Ein Schreiben des Königlich Preußischen Infanterie Regiments "von Wartsleben" macht die Runde. Der Inhalt: Das Petersberg-Regiment residiert in einem "Luftschloss" hoch oben auf der Zitadelle Petersberg. Die seit diesem Jahr städtisch festgesetzte Miete empfinden die Narren allerdings als Hohn und sind allein schon deshalb bereit, ihr Domizil zu verlassen und in adäquate Ausweichquartiere umzusiedeln. Über den Punkt, was nun "adäquat" sei, herrscht jedoch Uneinigkeit. "Mit Kostümen und Kanonen können wir nicht im Narrenhaus einziehen", gibt (Major i.Tr.) Peter Bach zu bedenken. Und überhaupt empfindet es der Traditionsverein als demütigend, die über die Jahre angestammten Räumlichkeiten verlassen zu müssen. "Bisher hat die Stadt keine Gesprächsbereitschaft signalisiert", ärgert sich auch Stadtrat Thomas L. Kemmerich. Er bittet beide Seiten an einen Tisch; Regiment und Verwaltung. Kemmerich: "Wir dürfen nicht außer Acht lassen, dass das Petersberg-Regiment zu Erfurt gehört, wie der Karneval an sich." Der Liberale gibt zu bedenken, wie ruhig und vergleichsweise langweilig es zugehen würde, wenn die Petersberger Kanoniere den Rathaussturm nicht mehr mit Böllern und Salven begleiten und stattdessen ihren Fundus an Erinnerungen und Requisiten veräußern. Denn das ist für Peter Bach auch eine Variante: "Wenn unser Vereinssitz geräumt wird, steht unser Traditionsregiment in seiner jetzigen Form vor seiner Auflösung."
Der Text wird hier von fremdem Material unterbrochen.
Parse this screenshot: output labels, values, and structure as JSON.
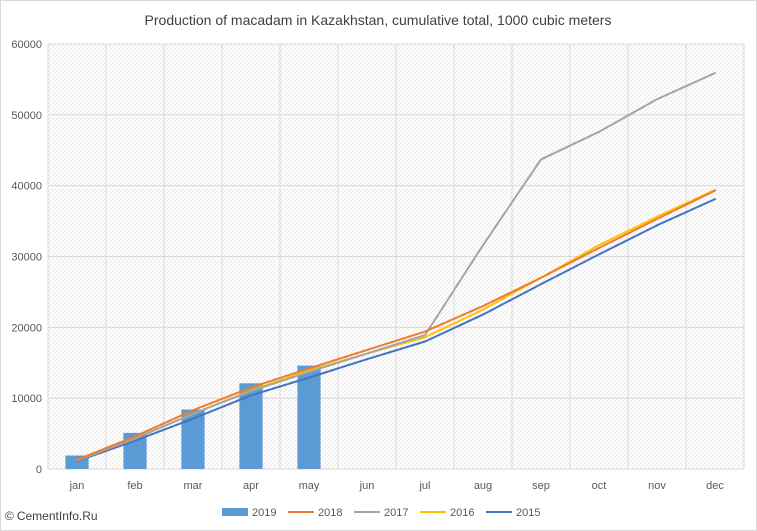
{
  "credit": {
    "symbol": "©",
    "text": "CementInfo.Ru"
  },
  "chart_data": {
    "type": "bar",
    "title": "Production of macadam in Kazakhstan, cumulative total, 1000 cubic meters",
    "xlabel": "",
    "ylabel": "",
    "categories": [
      "jan",
      "feb",
      "mar",
      "apr",
      "may",
      "jun",
      "jul",
      "aug",
      "sep",
      "oct",
      "nov",
      "dec"
    ],
    "ylim": [
      0,
      60000
    ],
    "yticks": [
      0,
      10000,
      20000,
      30000,
      40000,
      50000,
      60000
    ],
    "grid": "hatched plot area",
    "legend_position": "bottom",
    "series": [
      {
        "name": "2019",
        "kind": "bar",
        "color": "#5b9bd5",
        "values": [
          1900,
          5100,
          8400,
          12100,
          14600,
          null,
          null,
          null,
          null,
          null,
          null,
          null
        ]
      },
      {
        "name": "2018",
        "kind": "line",
        "color": "#ed7d31",
        "values": [
          1300,
          4600,
          8300,
          11500,
          14200,
          16800,
          19400,
          23000,
          27000,
          31200,
          35300,
          39300
        ]
      },
      {
        "name": "2017",
        "kind": "line",
        "color": "#a5a5a5",
        "values": [
          1200,
          4300,
          7800,
          11000,
          13700,
          16300,
          18900,
          31600,
          43700,
          47600,
          52200,
          55900
        ]
      },
      {
        "name": "2016",
        "kind": "line",
        "color": "#ffc000",
        "values": [
          1200,
          4300,
          7800,
          11100,
          13900,
          16300,
          18600,
          22500,
          27000,
          31600,
          35600,
          39400
        ]
      },
      {
        "name": "2015",
        "kind": "line",
        "color": "#4472c4",
        "values": [
          1100,
          4000,
          7100,
          10400,
          12900,
          15500,
          18000,
          21800,
          26100,
          30300,
          34400,
          38100
        ]
      }
    ]
  }
}
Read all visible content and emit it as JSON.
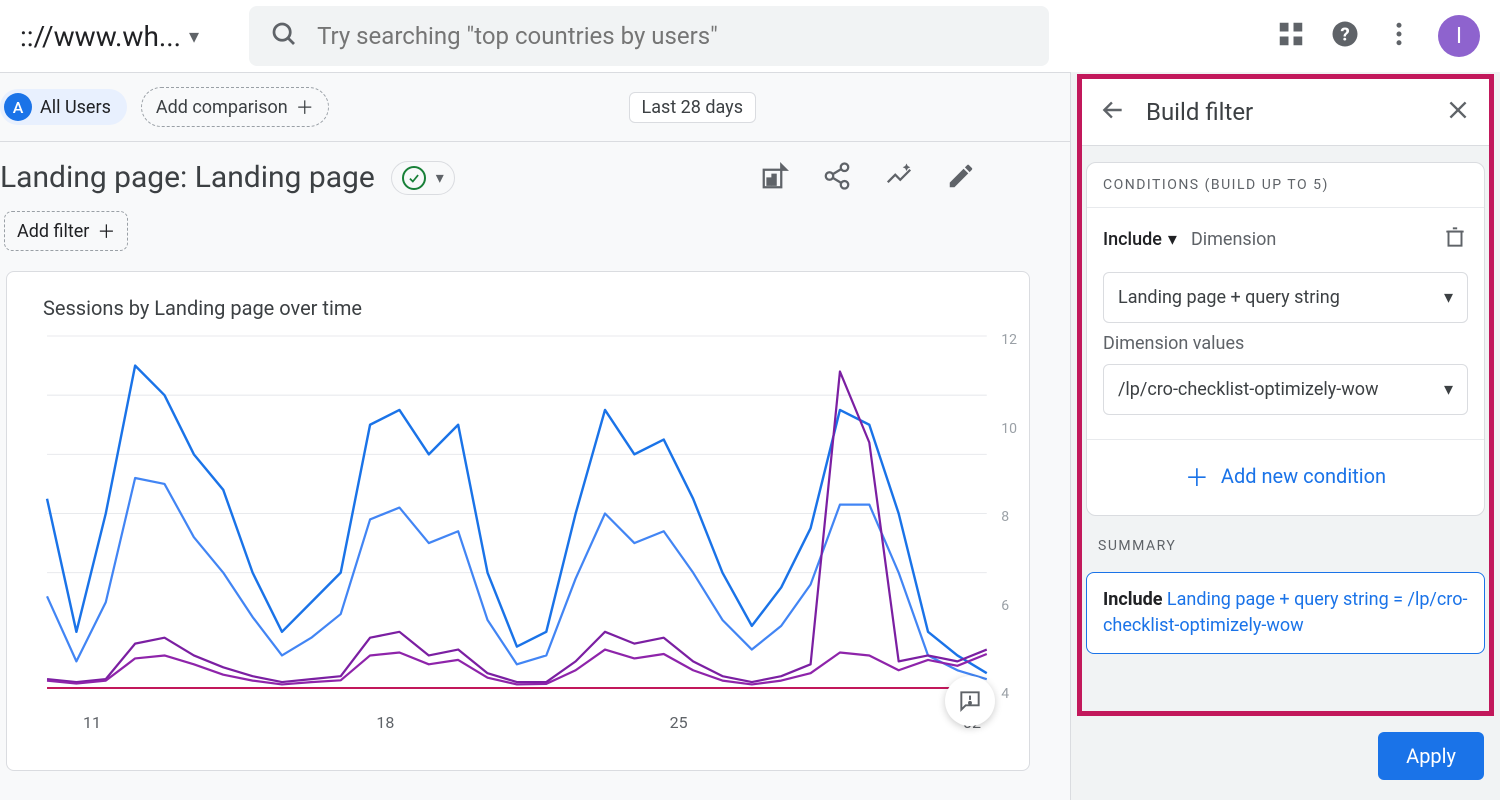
{
  "topbar": {
    "url": ":://www.wh...",
    "search_placeholder": "Try searching \"top countries by users\"",
    "avatar_letter": "I",
    "avatar_color": "#8e63ce"
  },
  "segment_bar": {
    "segment_letter": "A",
    "segment_label": "All Users",
    "add_comparison_label": "Add comparison",
    "date_label": "Last 28 days"
  },
  "page": {
    "title": "Landing page: Landing page",
    "add_filter_label": "Add filter"
  },
  "chart": {
    "title": "Sessions by Landing page over time",
    "type": "line",
    "x_labels": [
      "11",
      "18",
      "25",
      "02"
    ],
    "y_labels": [
      "12",
      "10",
      "8",
      "6",
      "4"
    ],
    "ylim": [
      0,
      12
    ],
    "grid_color": "#e8eaed",
    "background_color": "#ffffff",
    "series": [
      {
        "color": "#1a73e8",
        "stroke_width": 2.4,
        "values": [
          6.5,
          2,
          6,
          11,
          10,
          8,
          6.8,
          4,
          2,
          3,
          4,
          9,
          9.5,
          8,
          9,
          4,
          1.5,
          2,
          6,
          9.5,
          8,
          8.5,
          6.5,
          4,
          2.2,
          3.5,
          5.5,
          9.5,
          9,
          6,
          2,
          1.2,
          0.6
        ]
      },
      {
        "color": "#4285f4",
        "stroke_width": 2.2,
        "values": [
          3.2,
          1,
          3,
          7.2,
          7,
          5.2,
          4,
          2.5,
          1.2,
          1.8,
          2.6,
          5.8,
          6.2,
          5,
          5.4,
          2.4,
          0.9,
          1.2,
          3.8,
          6,
          5,
          5.4,
          4,
          2.4,
          1.4,
          2.2,
          3.6,
          6.3,
          6.3,
          4,
          1.2,
          0.7,
          0.4
        ]
      },
      {
        "color": "#7b1fa2",
        "stroke_width": 2.2,
        "values": [
          0.4,
          0.3,
          0.4,
          1.6,
          1.8,
          1.2,
          0.8,
          0.5,
          0.3,
          0.4,
          0.5,
          1.8,
          2.0,
          1.2,
          1.4,
          0.6,
          0.3,
          0.3,
          1.0,
          2.0,
          1.6,
          1.8,
          1.0,
          0.5,
          0.3,
          0.5,
          0.9,
          10.8,
          8.4,
          1.0,
          1.2,
          1.0,
          1.4
        ]
      },
      {
        "color": "#8e24aa",
        "stroke_width": 2.2,
        "values": [
          0.35,
          0.25,
          0.35,
          1.1,
          1.2,
          0.9,
          0.55,
          0.35,
          0.22,
          0.3,
          0.36,
          1.2,
          1.3,
          0.9,
          1.05,
          0.45,
          0.22,
          0.24,
          0.7,
          1.4,
          1.1,
          1.25,
          0.7,
          0.35,
          0.22,
          0.35,
          0.6,
          1.3,
          1.2,
          0.7,
          1.05,
          0.85,
          1.25
        ]
      },
      {
        "color": "#c2185b",
        "stroke_width": 2.0,
        "values": [
          0.1,
          0.1,
          0.1,
          0.1,
          0.1,
          0.1,
          0.1,
          0.1,
          0.1,
          0.1,
          0.1,
          0.1,
          0.1,
          0.1,
          0.1,
          0.1,
          0.1,
          0.1,
          0.1,
          0.1,
          0.1,
          0.1,
          0.1,
          0.1,
          0.1,
          0.1,
          0.1,
          0.1,
          0.1,
          0.1,
          0.1,
          0.1,
          0.1
        ]
      }
    ]
  },
  "panel": {
    "title": "Build filter",
    "conditions_header": "CONDITIONS (BUILD UP TO 5)",
    "include_label": "Include",
    "dimension_label": "Dimension",
    "dimension_field": "Landing page + query string",
    "values_label": "Dimension values",
    "values_field": "/lp/cro-checklist-optimizely-wow",
    "add_condition_label": "Add new condition",
    "summary_label": "SUMMARY",
    "summary_include": "Include",
    "summary_text": "Landing page + query string = /lp/cro-checklist-optimizely-wow",
    "apply_label": "Apply"
  },
  "colors": {
    "accent": "#1a73e8",
    "highlight_border": "#c2185b"
  }
}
Thomas L. Kemmerich hofft im Sinne des Vereins und in Vorfreude auf die nahende Närrische Saison 2011/12 auf eine baldige Lösung. Sollte die Verwaltung die Missverständnisse und deren baldige Klärung nicht als Ente für den 11.11.2011 brauchen, fordert die FDP über eine Anfrage im Stadtrat eine Stellungnahme der Verwaltung ein.